Before my mum had me, she taught people how to dance, and before that still, she was a dancer herself. The first time I watched a piece my mum had choreographed for a group of students, I was startled as I was able to recognise her in each movement. Watching all her predilections put into a sequence made me proud, because I could see her in something external. The first time I ever had a dance choreographed for me and had to perform it in front of an audience, I forgot my steps half way through and ran off the stage, crying. My mum convinced me to go back on and try again. I did, but I forgot my steps for a second time and decided to just make something up until the music stopped.

I have always been the same person. For a time, my mum would buy me pretty dresses but I would refuse to leave the house unless I was wearing ten of them layered on top of each other; a stubborn little puffball. I’ve always been devious. I used to steal strawberries from my pre-school vegetable garden and sneak them home in my palm for her. Now we have a running joke that she’s a robot who is programmed to serve me and if I don’t like what she’s doing, like telling me to go for a walk, or put a sweater on, or stop putting so much butter on my bread – I tell her to delete that software.

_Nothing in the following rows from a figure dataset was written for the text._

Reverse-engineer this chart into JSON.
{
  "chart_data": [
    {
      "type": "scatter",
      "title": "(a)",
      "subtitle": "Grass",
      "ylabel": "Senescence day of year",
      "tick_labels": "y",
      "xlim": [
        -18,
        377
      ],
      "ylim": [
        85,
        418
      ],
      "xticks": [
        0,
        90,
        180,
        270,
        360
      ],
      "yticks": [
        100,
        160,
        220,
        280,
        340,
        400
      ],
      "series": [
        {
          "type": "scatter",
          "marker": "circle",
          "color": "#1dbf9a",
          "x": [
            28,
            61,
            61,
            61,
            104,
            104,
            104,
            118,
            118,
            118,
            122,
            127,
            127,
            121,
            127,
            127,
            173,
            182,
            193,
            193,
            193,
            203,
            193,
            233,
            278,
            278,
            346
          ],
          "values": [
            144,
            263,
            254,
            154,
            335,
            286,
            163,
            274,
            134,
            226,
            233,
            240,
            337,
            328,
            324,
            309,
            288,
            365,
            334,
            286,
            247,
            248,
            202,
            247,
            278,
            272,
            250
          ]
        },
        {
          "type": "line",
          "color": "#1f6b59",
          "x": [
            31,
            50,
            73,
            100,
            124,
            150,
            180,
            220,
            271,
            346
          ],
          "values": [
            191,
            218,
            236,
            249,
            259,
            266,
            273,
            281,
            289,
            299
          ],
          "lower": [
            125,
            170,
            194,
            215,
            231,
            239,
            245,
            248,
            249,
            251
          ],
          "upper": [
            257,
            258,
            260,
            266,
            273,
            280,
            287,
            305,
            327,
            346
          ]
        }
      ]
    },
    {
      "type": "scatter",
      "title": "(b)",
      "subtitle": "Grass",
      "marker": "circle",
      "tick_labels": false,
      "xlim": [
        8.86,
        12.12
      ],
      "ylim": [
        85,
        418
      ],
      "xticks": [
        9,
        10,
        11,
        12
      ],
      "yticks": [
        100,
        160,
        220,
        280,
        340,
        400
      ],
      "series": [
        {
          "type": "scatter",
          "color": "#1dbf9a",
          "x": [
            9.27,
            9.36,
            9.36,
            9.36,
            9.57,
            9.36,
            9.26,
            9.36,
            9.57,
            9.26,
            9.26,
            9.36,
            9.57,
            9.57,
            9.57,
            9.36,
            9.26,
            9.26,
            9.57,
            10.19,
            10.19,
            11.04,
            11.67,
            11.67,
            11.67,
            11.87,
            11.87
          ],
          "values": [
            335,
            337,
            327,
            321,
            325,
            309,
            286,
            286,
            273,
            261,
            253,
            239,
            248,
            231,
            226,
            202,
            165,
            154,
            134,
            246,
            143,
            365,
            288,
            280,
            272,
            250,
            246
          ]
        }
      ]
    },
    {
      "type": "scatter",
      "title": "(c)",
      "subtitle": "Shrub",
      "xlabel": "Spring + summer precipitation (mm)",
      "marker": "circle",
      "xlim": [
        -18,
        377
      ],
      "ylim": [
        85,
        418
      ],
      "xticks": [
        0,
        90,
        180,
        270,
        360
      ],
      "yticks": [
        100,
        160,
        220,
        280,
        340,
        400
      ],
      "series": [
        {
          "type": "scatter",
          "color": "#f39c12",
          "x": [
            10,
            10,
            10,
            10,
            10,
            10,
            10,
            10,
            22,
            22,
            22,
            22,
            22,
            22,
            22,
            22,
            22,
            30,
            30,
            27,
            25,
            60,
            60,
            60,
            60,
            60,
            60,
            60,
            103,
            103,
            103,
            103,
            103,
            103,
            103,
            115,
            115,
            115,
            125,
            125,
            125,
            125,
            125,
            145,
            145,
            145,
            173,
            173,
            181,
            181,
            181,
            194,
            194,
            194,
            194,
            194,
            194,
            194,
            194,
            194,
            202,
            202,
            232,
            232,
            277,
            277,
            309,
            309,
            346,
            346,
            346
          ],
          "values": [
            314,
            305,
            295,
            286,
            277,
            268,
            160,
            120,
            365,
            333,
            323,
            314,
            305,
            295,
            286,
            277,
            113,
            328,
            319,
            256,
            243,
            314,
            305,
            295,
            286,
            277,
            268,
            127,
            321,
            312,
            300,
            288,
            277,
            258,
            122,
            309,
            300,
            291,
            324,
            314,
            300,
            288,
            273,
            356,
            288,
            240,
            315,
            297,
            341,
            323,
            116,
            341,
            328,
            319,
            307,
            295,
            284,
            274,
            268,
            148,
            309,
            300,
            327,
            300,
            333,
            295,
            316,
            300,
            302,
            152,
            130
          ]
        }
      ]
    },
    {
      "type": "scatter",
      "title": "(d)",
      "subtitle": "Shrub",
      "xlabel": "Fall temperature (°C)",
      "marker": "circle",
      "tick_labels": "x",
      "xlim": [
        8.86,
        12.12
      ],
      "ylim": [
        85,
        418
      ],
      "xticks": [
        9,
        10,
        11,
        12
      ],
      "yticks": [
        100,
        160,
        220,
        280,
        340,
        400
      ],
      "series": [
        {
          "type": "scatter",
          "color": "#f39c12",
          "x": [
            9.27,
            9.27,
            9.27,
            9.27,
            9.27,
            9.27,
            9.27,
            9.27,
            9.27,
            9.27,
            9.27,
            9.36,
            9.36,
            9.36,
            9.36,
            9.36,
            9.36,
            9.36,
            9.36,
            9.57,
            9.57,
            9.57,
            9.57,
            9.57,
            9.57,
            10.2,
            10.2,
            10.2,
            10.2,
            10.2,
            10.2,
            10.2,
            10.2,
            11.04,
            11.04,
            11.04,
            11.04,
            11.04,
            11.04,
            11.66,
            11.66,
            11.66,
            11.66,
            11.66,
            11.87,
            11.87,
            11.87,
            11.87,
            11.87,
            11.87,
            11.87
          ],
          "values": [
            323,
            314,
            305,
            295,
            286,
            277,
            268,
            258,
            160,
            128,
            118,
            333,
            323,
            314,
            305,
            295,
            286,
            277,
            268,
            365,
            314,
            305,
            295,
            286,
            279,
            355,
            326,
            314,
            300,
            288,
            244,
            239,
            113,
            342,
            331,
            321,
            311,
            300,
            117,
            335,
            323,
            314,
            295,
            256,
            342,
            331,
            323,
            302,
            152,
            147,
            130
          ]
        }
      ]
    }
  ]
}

I think I’m gradually becoming more conscious of death, whilst she’s becoming more conscious of life. I know that she wants Brown Sugar by The Rolling Stones to be played at her funeral. I’ve realised that one day I’ll have to say goodbye to my best friend, that I’ll be a girl in the world and she will be gone. I think she’s starting to realise that one day she’ll have a grandchild, someone I will push into the ring to join us.

I recently found out that grass will grow greener and longer around a buried body and this could be the cause of some Fairy Rings, which I think is kinda the best scenario if you take away the magic. Every mother has a mother, who has a mother, who has a mother and we’ve all done our dance.